Vision-language models (VLMs) are impactful in part because they can be applied to a variety of visual understanding tasks in a zero-shot fashion, without any fine-tuning. We study $\textit{generative VLMs}$ that are trained for next-word generation given an image. We explore their zero-shot performance on the illustrative task of image-text retrieval across 8 popular vision-language benchmarks. Our first observation is that they can be repurposed for discriminative tasks (such as image-text retrieval) by simply computing the match score of generating a particular text string given an image. We call this probabilistic score the $\textit{Visual Generative Pre-Training Score}$ (VisualGPTScore). While the VisualGPTScore produces near-perfect accuracy on some retrieval benchmarks, it yields poor accuracy on others. We analyze this behavior through a probabilistic lens, pointing out that some benchmarks inadvertently capture unnatural language distributions by creating adversarial but unlikely text captions. In fact, we demonstrate that even a "blind" language model that ignores any image evidence can sometimes outperform all prior art, reminiscent of similar challenges faced by the visual-question answering (VQA) community many years ago. We derive a probabilistic post-processing scheme that controls for the amount of linguistic bias in generative VLMs at test time without having to retrain or fine-tune the model. We show that the VisualGPTScore, when appropriately debiased, is a strong zero-shot baseline for vision-language understanding, oftentimes producing state-of-the-art accuracy.

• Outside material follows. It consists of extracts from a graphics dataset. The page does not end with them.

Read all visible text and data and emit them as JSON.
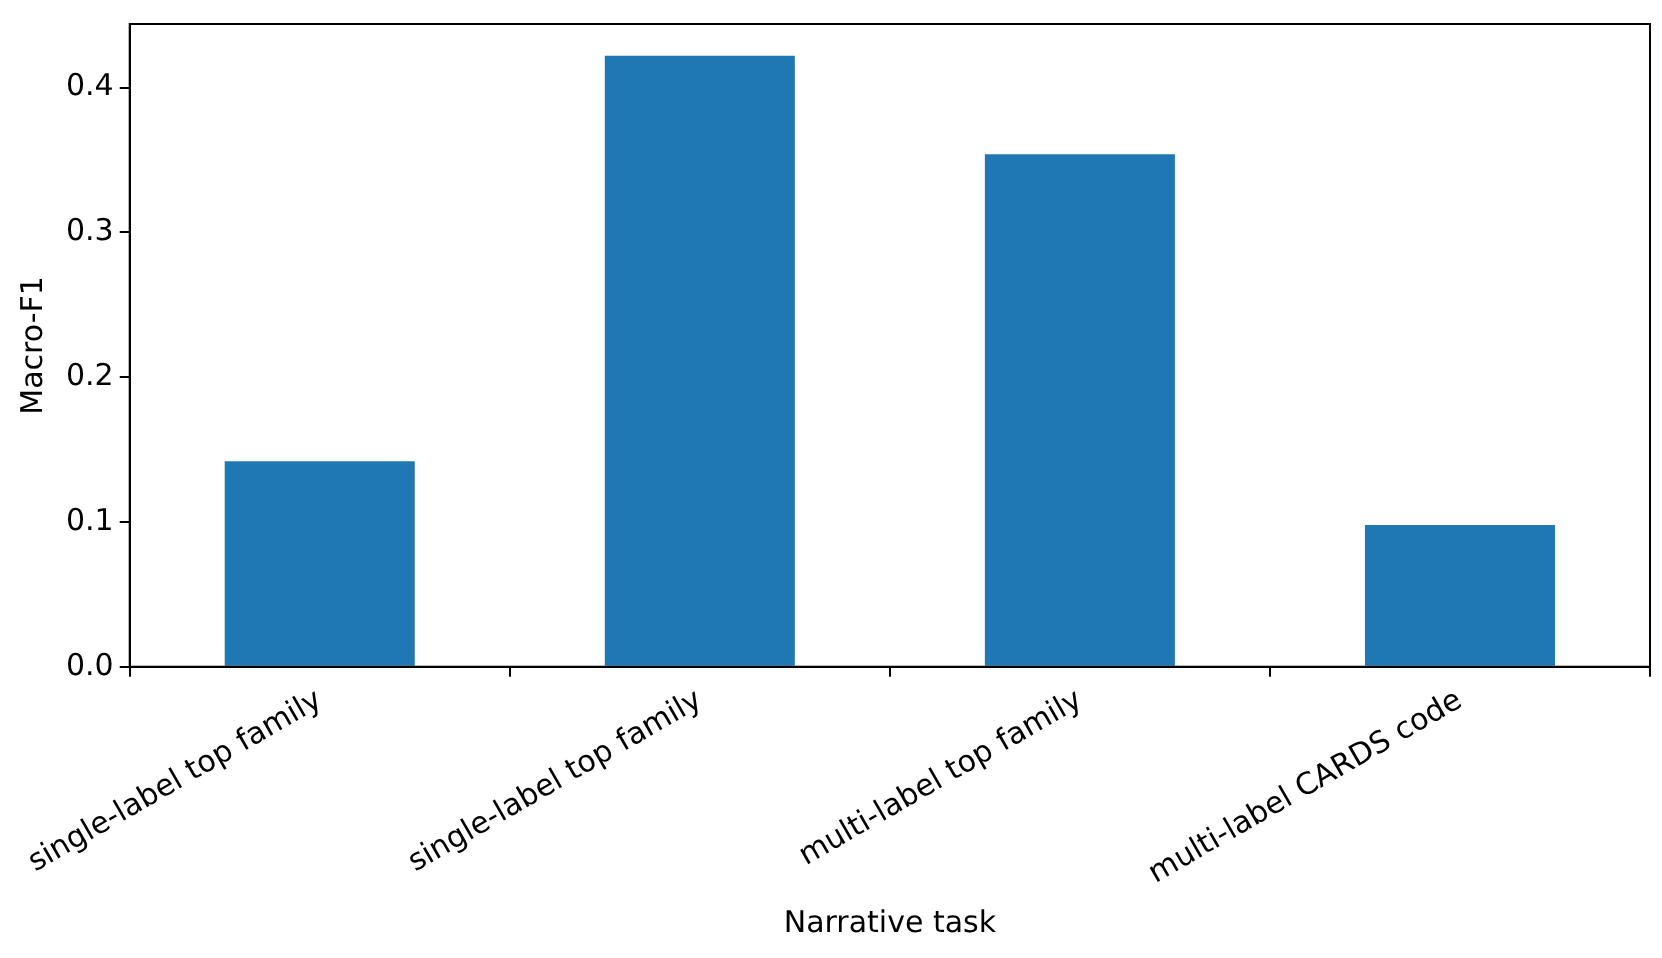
{
  "chart_data": {
    "type": "bar",
    "xlabel": "Narrative task",
    "ylabel": "Macro-F1",
    "categories": [
      "single-label top family",
      "single-label top family",
      "multi-label top family",
      "multi-label CARDS code"
    ],
    "values": [
      0.142,
      0.422,
      0.354,
      0.098
    ],
    "color": "#1f77b4",
    "ylim": [
      0,
      0.444
    ],
    "yticks": [
      {
        "value": 0,
        "label": "0.0"
      },
      {
        "value": 0.1,
        "label": "0.1"
      },
      {
        "value": 0.2,
        "label": "0.2"
      },
      {
        "value": 0.3,
        "label": "0.3"
      },
      {
        "value": 0.4,
        "label": "0.4"
      }
    ],
    "grid": false,
    "legend": false
  }
}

翻译：视觉-语言模型（VLM）之所以影响深远，部分原因在于它们能够以零样本方式应用于多种视觉理解任务，而无需任何微调。我们研究的是针对给定图像进行下一个词生成训练的$\textit{生成式视觉-语言模型}$。我们在8个流行的视觉-语言基准上探索了它们在图像-文本检索这一示例性任务中的零样本性能。我们的第一个观察结果是，只需计算给定图像时生成特定文本字符串的匹配分数，便可将这些模型重新用于判别性任务（如图像-文本检索）。我们将该概率分数称为$\textit{视觉生成式预训练分数}$（VisualGPTScore）。尽管VisualGPTScore在某些检索基准上取得了近乎完美的准确率，但在其他基准上表现不佳。我们通过概率视角分析这一行为，指出某些基准通过创建对抗性但可能性较低的文本描述，无意中捕捉到了非自然的语言分布。事实上，我们证明，即使是一个忽略任何图像证据的“盲”语言模型，有时也能超越所有先前方法，这让人联想到多年前视觉问答（VQA）社区面临的类似挑战。我们推导出一种概率后处理方案，在测试时控制生成式VLM中的语言偏差程度，而无需重新训练或微调模型。我们证明，经过适当去偏后的VisualGPTScore是视觉-语言理解的一个强零样本基线，常常能达到最先进的准确率。